Rawsock bpf mambo jambo?

Robert Watson rwatson at freebsd.org
Tue Jan 25 07:53:00 PST 2005


On Tue, 25 Jan 2005, DJF wrote:

> I've recently been looking into raw socket programming. However there's
> still a question that remains. Maybe it's just a case of RTFM, if so
> point me to a good manual on the topic. The man pages indicate that you
> can do read and write operations with rawsock aswell as bpf.

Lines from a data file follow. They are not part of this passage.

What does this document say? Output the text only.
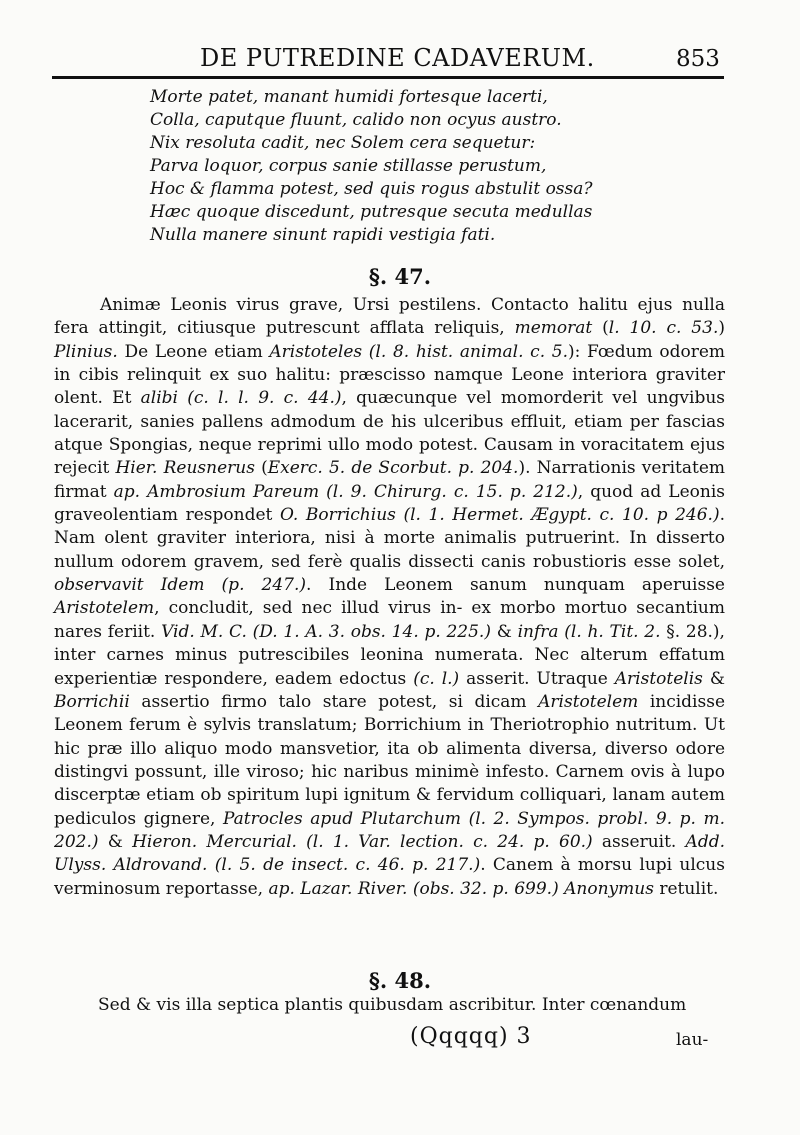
DE PUTREDINE CADAVERUM.	853
Morte patet, manant humidi fortesque lacerti,
Colla, caputque fluunt, calido non ocyus austro.
Nix resoluta cadit, nec Solem cera sequetur:
Parva loquor, corpus sanie stillasse perustum,
Hoc & flamma potest, sed quis rogus abstulit ossa?
Hæc quoque discedunt, putresque secuta medullas
Nulla manere sinunt rapidi vestigia fati.
§. 47.

Animæ Leonis virus grave, Ursi pestilens. Contacto halitu ejus nulla fera attingit, citiusque putrescunt afflata reliquis, memorat (l. 10. c. 53.) Plinius. De Leone etiam Aristoteles (l. 8. hist. animal. c. 5.): Fœdum odorem in cibis relinquit ex suo halitu: præscisso namque Leone interiora graviter olent. Et alibi (c. l. l. 9. c. 44.), quæcunque vel momorderit vel ungvibus lacerarit, sanies pallens admodum de his ulceribus effluit, etiam per fascias atque Spongias, neque reprimi ullo modo potest. Causam in voracitatem ejus rejecit Hier. Reusnerus (Exerc. 5. de Scorbut. p. 204.). Narrationis veritatem firmat ap. Ambrosium Pareum (l. 9. Chirurg. c. 15. p. 212.), quod ad Leonis graveolentiam respondet O. Borrichius (l. 1. Hermet. Ægypt. c. 10. p 246.). Nam olent graviter interiora, nisi à morte animalis putruerint. In disserto nullum odorem gravem, sed ferè qualis dissecti canis robustioris esse solet, observavit Idem (p. 247.). Inde Leonem sanum nunquam aperuisse Aristotelem, concludit, sed nec illud virus in- ex morbo mortuo secantium nares feriit. Vid. M. C. (D. 1. A. 3. obs. 14. p. 225.) & infra (l. h. Tit. 2. §. 28.), inter carnes minus putrescibiles leonina numerata. Nec alterum effatum experientiæ respondere, eadem edoctus (c. l.) asserit. Utraque Aristotelis & Borrichii assertio firmo talo stare potest, si dicam Aristotelem incidisse Leonem ferum è sylvis translatum; Borrichium in Theriotrophio nutritum. Ut hic præ illo aliquo modo mansvetior, ita ob alimenta diversa, diverso odore distingvi possunt, ille viroso; hic naribus minimè infesto. Carnem ovis à lupo discerptæ etiam ob spiritum lupi ignitum & fervidum colliquari, lanam autem pediculos gignere, Patrocles apud Plutarchum (l. 2. Sympos. probl. 9. p. m. 202.) & Hieron. Mercurial. (l. 1. Var. lection. c. 24. p. 60.) asseruit. Add. Ulyss. Aldrovand. (l. 5. de insect. c. 46. p. 217.). Canem à morsu lupi ulcus verminosum reportasse, ap. Lazar. River. (obs. 32. p. 699.) Anonymus retulit.

§. 48.
Sed & vis illa septica plantis quibusdam ascribitur. Inter cœnandum
(Qqqqq) 3	lau-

However, in
> all of the source codes I found, a raw socket was used to write to, and
> bpf was used to read from the interface. 
> 
> What's the advantage in using the rawsock bpf combination instead of bpf
> (or raw socket) only? 

Hmm.  Well, both of the mechanisms have some limitations, so it could be
that combining them overcomes some of those limitations.  Here are some
features/limitations of both:

Raw IP socket
	Works at the IP layer
	Works only with IP packets
	Checksums can be calculated for your
	Receives packets "unmatched" by the rest of the IP stack
	Send operations are routed using the routing table
	If there's a send error, it is available via errno
	Receives packets from any interface
	Will pick a source address for you if you like
	Filtered by IP-layer firewalling

BPF
	Works at the linker layer
	Works with any link layer packets from the interface
	Calculate your own checksums if you transmit
	Figure out your own address if you transmit
	If you want routing from above the link layer, do it yourself
	Receives any packets, not just unmatched packets (subject to
	  selection of a point in the link layer protocol stack)
	No send error delivery
	You must pick an interface, and it requires an ioctl to switch --
	  if you need to receive from more than one interface, you need more
	  than one file descriptor open to more than one BPF device
	Not filtered by IP-layer firewalling

So, you might use IP to send a packet, so that it picks an address, does
lots of the paperwork, routing, etc, but then look for the response using
BPF.  Or, you might use BPF to implement low level listening
functionality, but send responses using the IP layer. 

Note that the reason that dhclient uses BPF on FreeBSD instead of a UDP
socket is that a quirk (feature) of the Berkeley sockets API is that you
can't bind the IP address 0.0.0.0 for sending.